Friday, April 4, 2008
There are a couple of things that really seem to be popular in the world of liturgical art and architecture. The first thing is to make parishioners and clergy aware of the fact that they both have a responsibility to procure the highest quality of available materials available for use in their sacred liturgical space. Quite frequently, renovation of parish facilities and the decision to make such renovations is made without the input or use of parishioner's individual expertise. It is really a sorry state of affairs when a community of faith cannot rely on its own individual members and resources to discuss, plan and implement architectural and artistic enhancements in a parish without distractions towards external influences. What I mean by this is quite simple, the parish community with should investigate all of the potential resources available within a local parish or diocese or region to fulfill their artistic needs and expectations. There is no need to go to Italy or Spain or anywhere else to see exceptional examples of artistic works in various mediums. There are quite a few local artists and craftsmen available in our own faith communities. Frequently, there is a misrepresentation made by architects that quality artisans are not easily available in the United States. This is just plainly false. Just about every type of artistic and architectural craftsmen and artisans can be found in our own country. While I am not anti-foreign trade, it just seems that often parishioners and priests alike are misled to believe that if something is commissioned from a European source, it must be better, original and more superlative in every way than the American counterpart. That quite honestly is an example of unsurpassed artistic snobbery and ignorance of what is available throughout the United States.

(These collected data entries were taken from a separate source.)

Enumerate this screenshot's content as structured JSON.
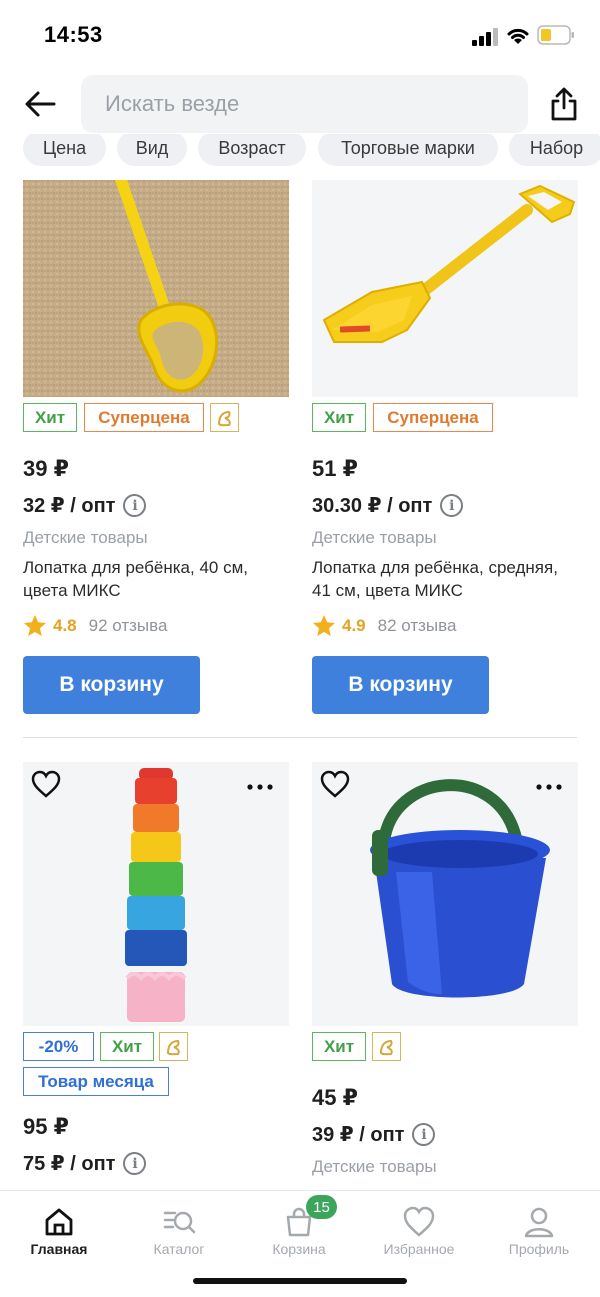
{
  "status_bar": {
    "time": "14:53"
  },
  "header": {
    "search_placeholder": "Искать везде"
  },
  "filters": [
    "Цена",
    "Вид",
    "Возраст",
    "Торговые марки",
    "Набор"
  ],
  "products": [
    {
      "tags": {
        "hit": "Хит",
        "super": "Суперцена"
      },
      "price": "39 ₽",
      "opt_price": "32 ₽ / опт",
      "category": "Детские товары",
      "name": "Лопатка для ребёнка, 40 см, цвета МИКС",
      "rating": "4.8",
      "reviews": "92 отзыва",
      "button": "В корзину"
    },
    {
      "tags": {
        "hit": "Хит",
        "super": "Суперцена"
      },
      "price": "51 ₽",
      "opt_price": "30.30 ₽ / опт",
      "category": "Детские товары",
      "name": "Лопатка для ребёнка, средняя, 41 см, цвета МИКС",
      "rating": "4.9",
      "reviews": "82 отзыва",
      "button": "В корзину"
    },
    {
      "tags": {
        "sale": "-20%",
        "hit": "Хит",
        "month": "Товар месяца"
      },
      "price": "95 ₽",
      "opt_price": "75 ₽ / опт"
    },
    {
      "tags": {
        "hit": "Хит"
      },
      "price": "45 ₽",
      "opt_price": "39 ₽ / опт",
      "category": "Детские товары"
    }
  ],
  "tabbar": {
    "home": "Главная",
    "catalog": "Каталог",
    "cart": "Корзина",
    "cart_count": "15",
    "favorites": "Избранное",
    "profile": "Профиль"
  },
  "colors": {
    "accent_button": "#3f80dd",
    "hit_green": "#43a047",
    "super_orange": "#e07a2e",
    "rating_star": "#f2b01e",
    "badge_green": "#3ba55c"
  },
  "icons": [
    "back-arrow-icon",
    "share-icon",
    "info-icon",
    "star-icon",
    "heart-icon",
    "more-icon",
    "home-icon",
    "catalog-icon",
    "cart-icon",
    "favorites-icon",
    "profile-icon"
  ]
}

There are a lot of things that need to be considered when a parish community decides to commission a new statue, or an altar or some other liturgical accessory. One thing that especially and foremost needs to be considered is this…we are an American church, not a Spanish one, or an Italian one and so on. As a faithful community, our worship space, or rather our churches should reflect our American identity. It seems that one of the biggest problems that are faced by American artists and craftsmen is the feigned and often unsupported notion that non-domestic artists must be better trained; more experienced and yes…the ugly word…CHEAPER than their American counterparts. Unfortunately, there is a misconception that foreign labor is less expensive than individually crafted American labor. Well, this is just an underrated untruth with the intent to deceive. In other words, it is a lie.

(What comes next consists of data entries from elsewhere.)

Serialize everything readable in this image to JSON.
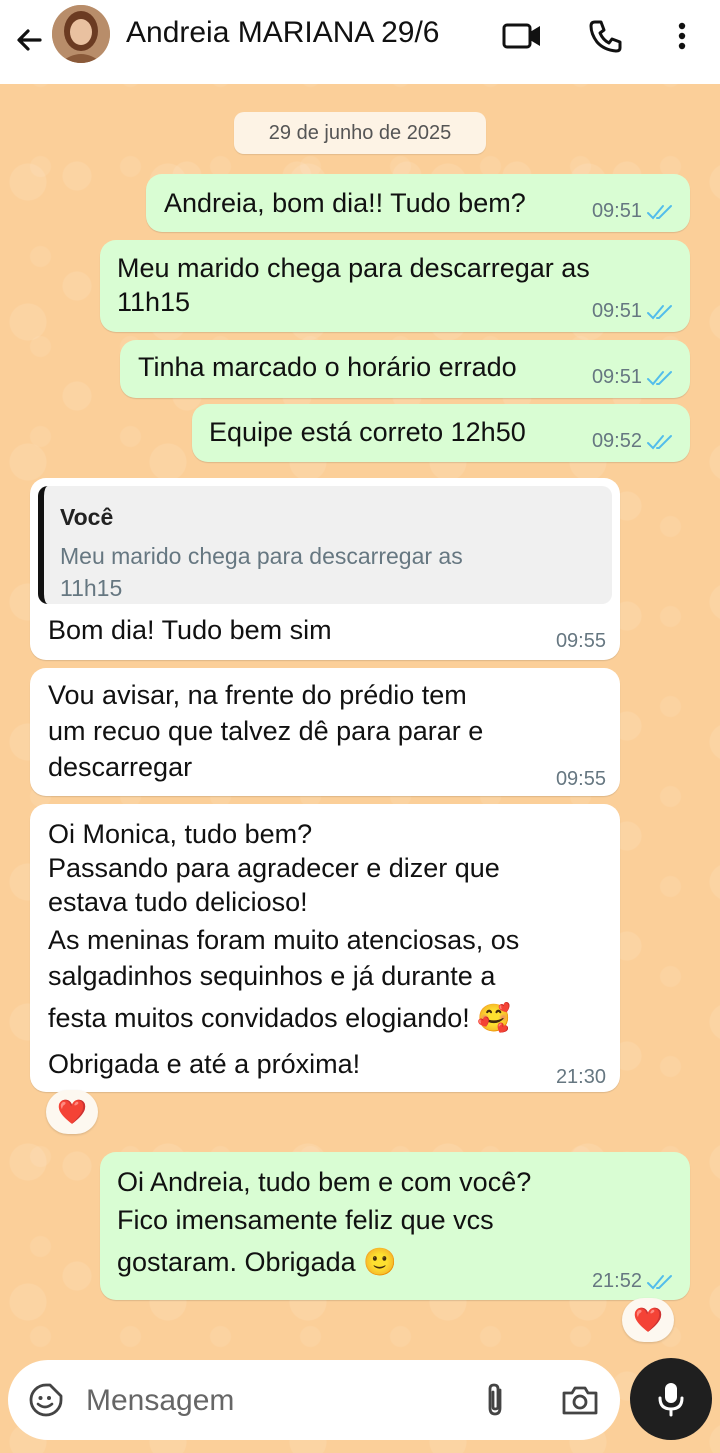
{
  "header": {
    "contact_name": "Andreia MARIANA 29/6"
  },
  "date_chip": "29 de junho de 2025",
  "messages": [
    {
      "type": "out",
      "lines": [
        "Andreia, bom dia!! Tudo bem?"
      ],
      "time": "09:51"
    },
    {
      "type": "out",
      "lines": [
        "Meu marido chega para descarregar as",
        "11h15"
      ],
      "time": "09:51"
    },
    {
      "type": "out",
      "lines": [
        "Tinha marcado o horário errado"
      ],
      "time": "09:51"
    },
    {
      "type": "out",
      "lines": [
        "Equipe está correto 12h50"
      ],
      "time": "09:52"
    },
    {
      "type": "in",
      "quote": {
        "author": "Você",
        "lines": [
          "Meu marido chega para descarregar as",
          "11h15"
        ]
      },
      "lines": [
        "Bom dia! Tudo bem sim"
      ],
      "time": "09:55"
    },
    {
      "type": "in",
      "lines": [
        "Vou avisar, na frente do prédio tem",
        "um recuo que talvez dê para parar e",
        "descarregar"
      ],
      "time": "09:55"
    },
    {
      "type": "in",
      "lines": [
        "Oi Monica, tudo bem?",
        "Passando para agradecer e dizer que",
        "estava tudo delicioso!",
        "As meninas foram muito atenciosas, os",
        "salgadinhos sequinhos e já durante a",
        "festa muitos convidados elogiando! 🥰",
        "Obrigada e até a próxima!"
      ],
      "time": "21:30",
      "reaction": "❤️"
    },
    {
      "type": "out",
      "lines": [
        "Oi Andreia, tudo bem e com você?",
        "Fico imensamente feliz que vcs",
        "gostaram. Obrigada 🙂"
      ],
      "time": "21:52",
      "reaction": "❤️"
    }
  ],
  "input": {
    "placeholder": "Mensagem"
  },
  "colors": {
    "outgoing_bubble": "#d9fdd3",
    "incoming_bubble": "#ffffff",
    "read_ticks": "#53bdeb",
    "wallpaper": "#fbcf99"
  }
}
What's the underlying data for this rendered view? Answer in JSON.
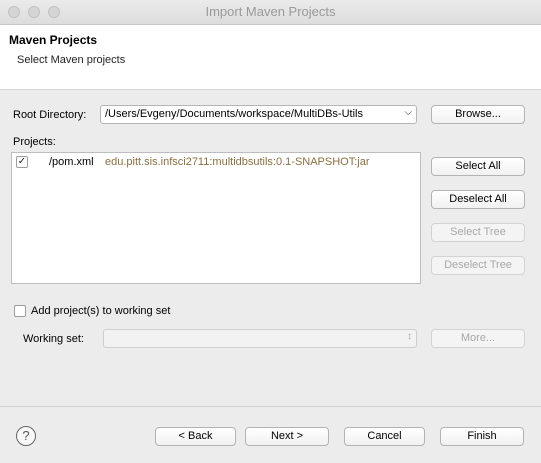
{
  "window": {
    "title": "Import Maven Projects"
  },
  "header": {
    "title": "Maven Projects",
    "subtitle": "Select Maven projects"
  },
  "root_directory": {
    "label": "Root Directory:",
    "value": "/Users/Evgeny/Documents/workspace/MultiDBs-Utils",
    "browse_label": "Browse..."
  },
  "projects": {
    "label": "Projects:",
    "items": [
      {
        "checked": true,
        "name": "/pom.xml",
        "id": "edu.pitt.sis.infsci2711:multidbsutils:0.1-SNAPSHOT:jar"
      }
    ],
    "select_all": "Select All",
    "deselect_all": "Deselect All",
    "select_tree": "Select Tree",
    "deselect_tree": "Deselect Tree"
  },
  "working_set": {
    "checkbox_label": "Add project(s) to working set",
    "checked": false,
    "label": "Working set:",
    "value": "",
    "more_label": "More..."
  },
  "footer": {
    "help_icon": "?",
    "back_label": "< Back",
    "next_label": "Next >",
    "cancel_label": "Cancel",
    "finish_label": "Finish"
  }
}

Quite often American architects and liturgical design studios use the opportunity to travel abroad to visit liturgical guilds and artisans studios as an excuse to use the trip as a professional perk or a fact-finding junket. There is never really an intention to utilize an American artist…these architectural professionals just "pick the brains" of the American artists, solicit drawings and bids from them, and just use the foreign "artistic-factories" because they mass produce drawings and sculpture designed to fit in anywhere with just a few modifications. These modifications, then make, the work an "original" designed and conceived for your church or parish. The only true original feature that results from the studio in Italy or Spain is the packing crate with an original address where the work needs to be shipped.

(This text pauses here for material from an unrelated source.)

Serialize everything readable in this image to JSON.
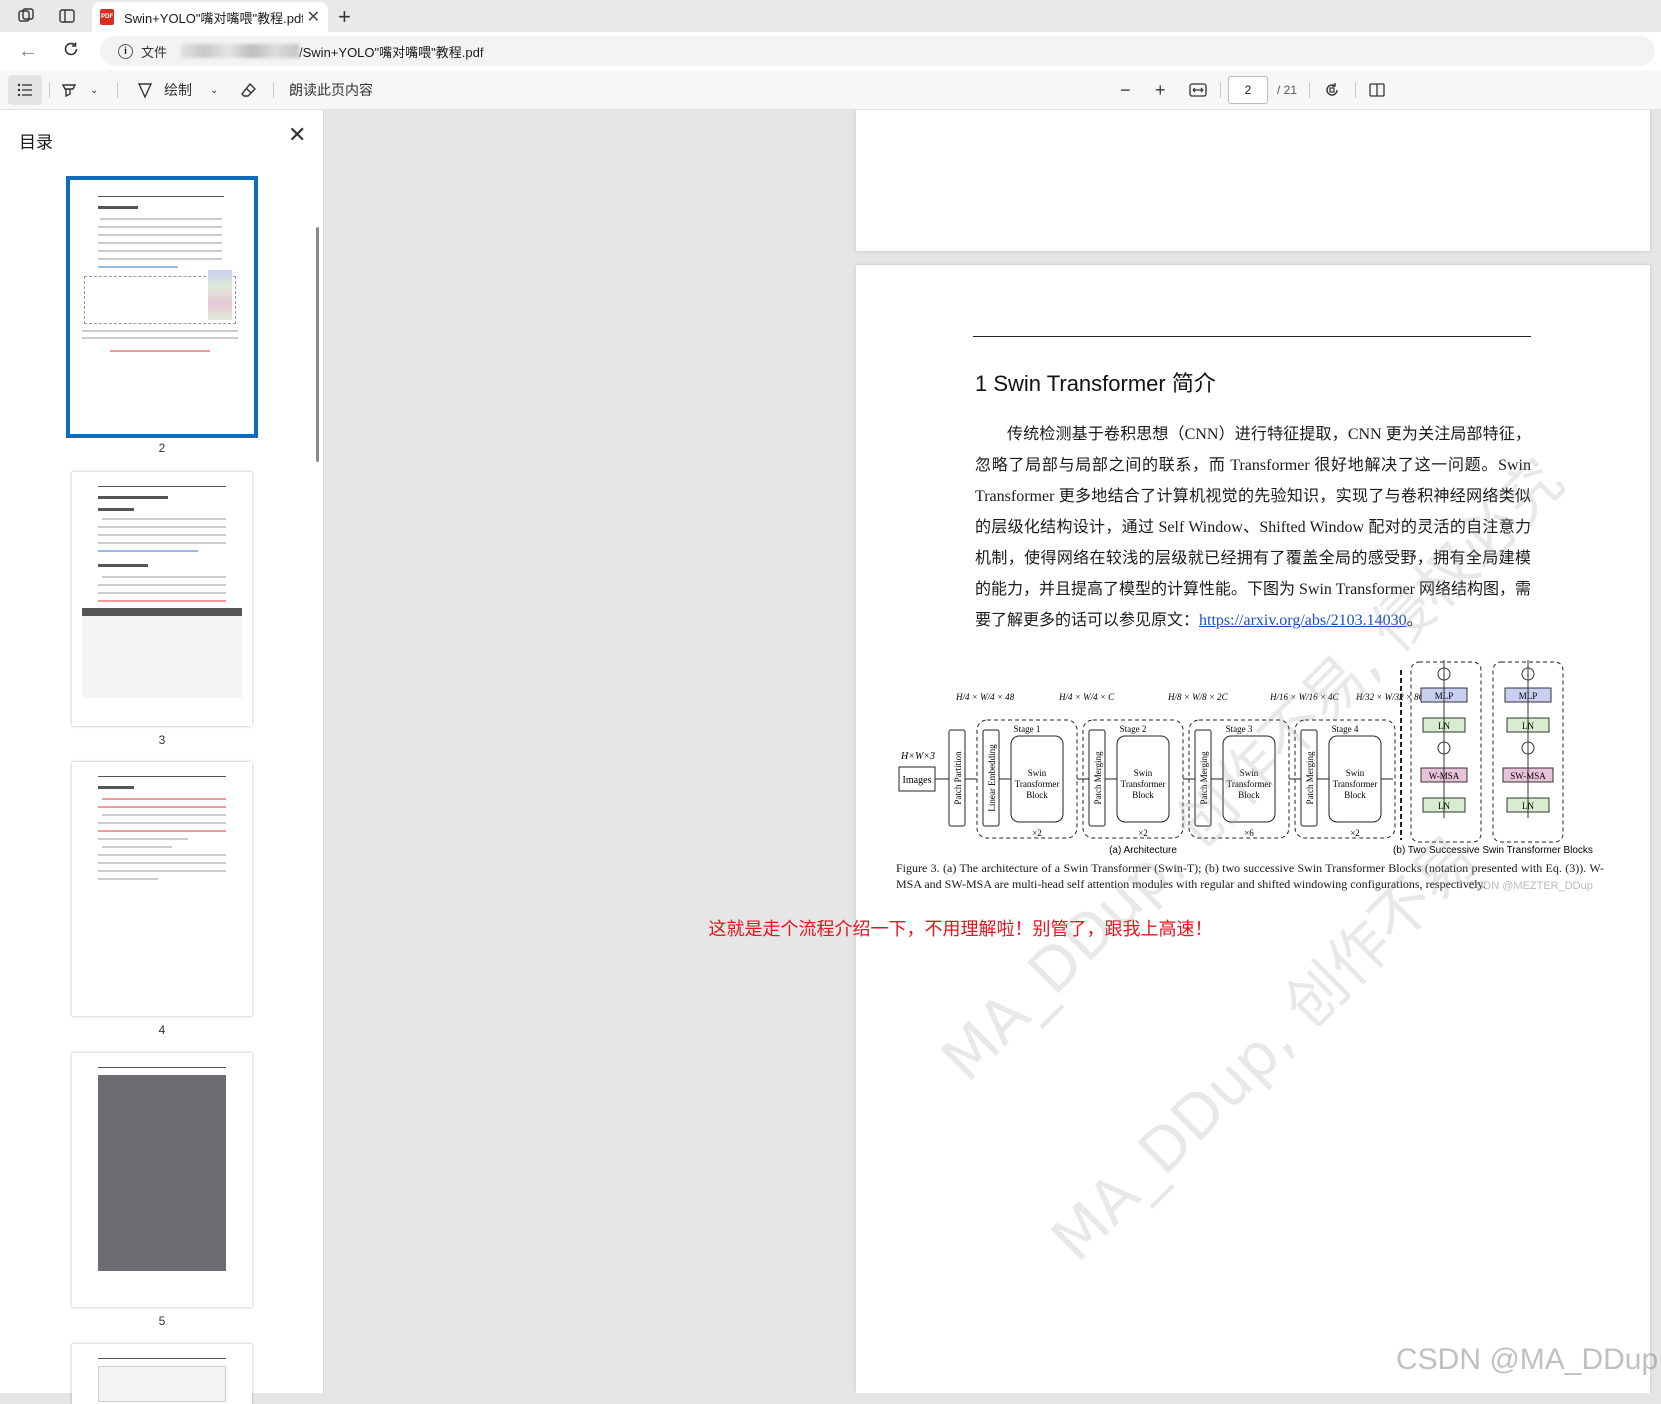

As a Church, we need to educate everyone about the true value of procuring quality examples of liturgical art that are not only of the highest quality, but truly unique and original to each situation in which they are injected. That is not to say there cannot be a good and acceptable reproduction of an artistic work in a local parish church…but if there is an "original" example of an artistic representation of a saint or patron, why not commission the original work? Really, there is only one…Pieta…and it is in the Vatican. Why not, if your parish wants a Pieta, search for an artist that can provide a new and original interpretation of the image for your parish.
Also, it seems that as always price is the major consideration in all of the artistic endeavors we encounter on a parish level. Our concept is that expensive is best, regardless of the quality of materials or integrity of the artist. Well…that is really not a realistic expectation and appreciation of the purpose of sacred and liturgical art. The monetary factor involved in the commissioning of a piece of statuary or liturgical renovations should be commensurate with the budget your parish community has to allocate to the work of art or the project. Don't be misled as a parish into purchasing a piece of art for the Church environment that is disproportionately valued in its cost…if the quality is poor. Artists and craftsmen are more than willing to work within a projected budget and will be very thankful for a parish's honesty regarding their financial resources (or lack there of)!
Finally, I guess the most important thing to consider is that an artistic project or liturgical renovation is intended as a parish's intention to glorify God, and enhance the prayer experience for a local parish community. We need to always remember that it is about deepening our understanding and appreciation of our ever developing relationship with God that is important here. We are a faithful people that are trying to enhance and develop our communal act of liturgical worship and praise. If we can go about including artistic expressions that keep this point in mind, we are at least at some point towards a deeper theological appreciation through our liturgical art closer to the Deity.